Masa libur akhir tahun dipangkas oleh Presiden Republik Indonesia yaitu Joko Widodo (Jokowi), ditakutkan akan menjadi ajang penyebaran virus yang menular dengan skala besar-besaran. Ikatan Dokter Indonesia (IDI) dan sejumlah pakar kesehatan meminta, untuk para pemerintah meniadakan libur panjang akhir tahun 2020. Minggu (22/11) kemarin mendata adanya kasus positif Virus COVID-19 bertambah menjadi 4.360 orang hingga totalnya menjadi 497.668 orang.
Ibu Kota mencapai rekor tertinggi dengan penambahan kasus harian sebanyak 1.579, lagi-lagi menaik saat akhir pekan dan long weekend. “Keputusan libur panjang, walaupun ditentukan pemerintah, namun prinsipnya sangat bergantung pada kedisiplinan masyarakat dalam mematuhi protokol kesehatan 3M, terutama pada masa-masa liburan,” tegasnya seperti dikutip di situs covid19.go.id, Minggu (22/11/2020). Hal tersebut sudah disampaikan Menko Pembangunan Manusia dan Kebudayaan (PMK) Muhadjir Effendy melalui channel Youtube Sekretariat Presiden, Senin (23/11).
“Yang berkaitan dengan masalah libur cuti bersama akhir tahun, termasuk libur pengganti cuti bersama hari raya Idul Fitri, Bapak Presiden memberikan arahan supaya ada pengurangan,” kata Muhadjir. Padahal sebagian orang menginginkan libur untuk menghentikan aktivitas rutinitas yang mengancam dirinya keluar rumah terus menerus. Bagaimana menurut anda untuk keputusan libur yang akan ditiadakan atau tetap libur? Setelah adanya permintaan Presiden RI untuk memangkas hari libur akhir tahun ini, Pakar epidemiologi pun langsung memberikan beberapa masukan agara kasus Covid tidak akan meningkat saat libur panjang di akhir tahun 2020.
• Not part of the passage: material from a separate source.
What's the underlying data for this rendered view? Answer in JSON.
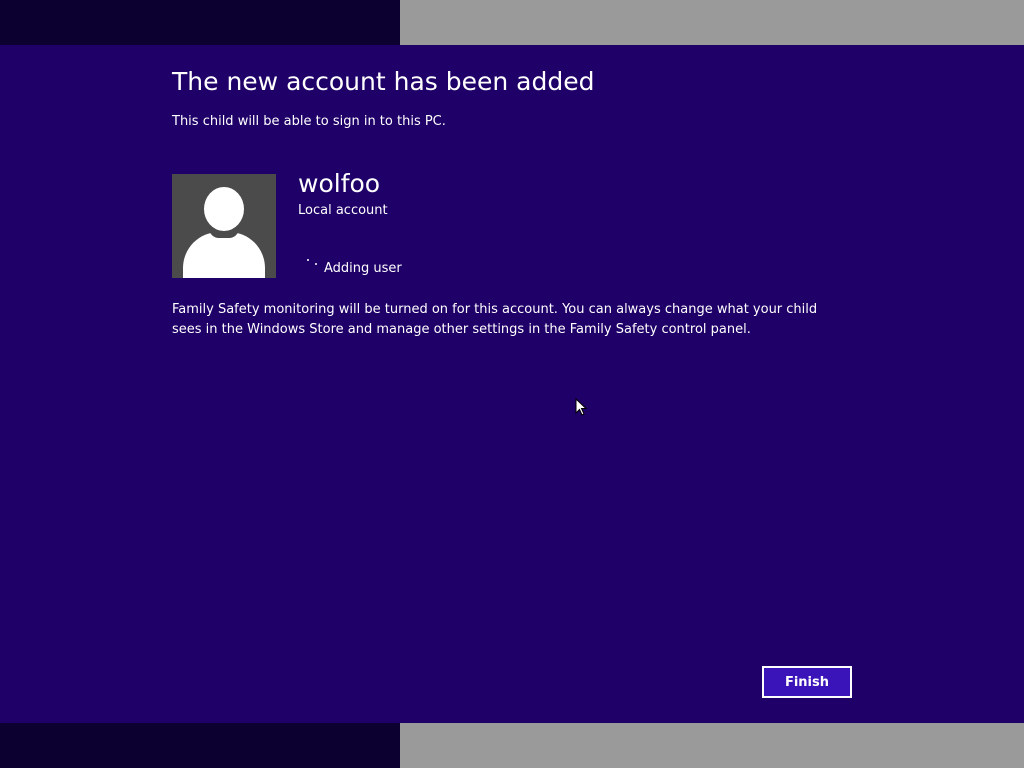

Libur Akhir Tahun Dipangkas, Pakar Langsung Sarankan Terkait Penularan COVID
Pakar Epidemiologi dari Universitas Gadjah Mada Yogyakarta, Riris Andono menjelaskan kaitan antara libur akhir tahun dipangkas dengan penularan virus Covid-19. Libur panjang yang tak berpengaruh dengan adanya peningkatan Covid-19 jika masyarakat tetap berada di rumah melaksanakan protokol kesehatan saat bepergian. “Sebenarnya bukan liburnya, yang penting itu kan social distancing-nya. Kalau kemudian problem-nya kan begini, libur itu diidentikkan dengan boleh pergi ke mana-mana. Padahal kan nggak, tapi libur kan libur bekerja bukan kemudian libur itu diterjemahkan kemudian boleh untuk pergi ke mana-mana, atau kemudian boleh berkumpul di mana-mana. Problem-nya kan di situ,” kata Riris kepada wartawan, Senin (23/11/2020).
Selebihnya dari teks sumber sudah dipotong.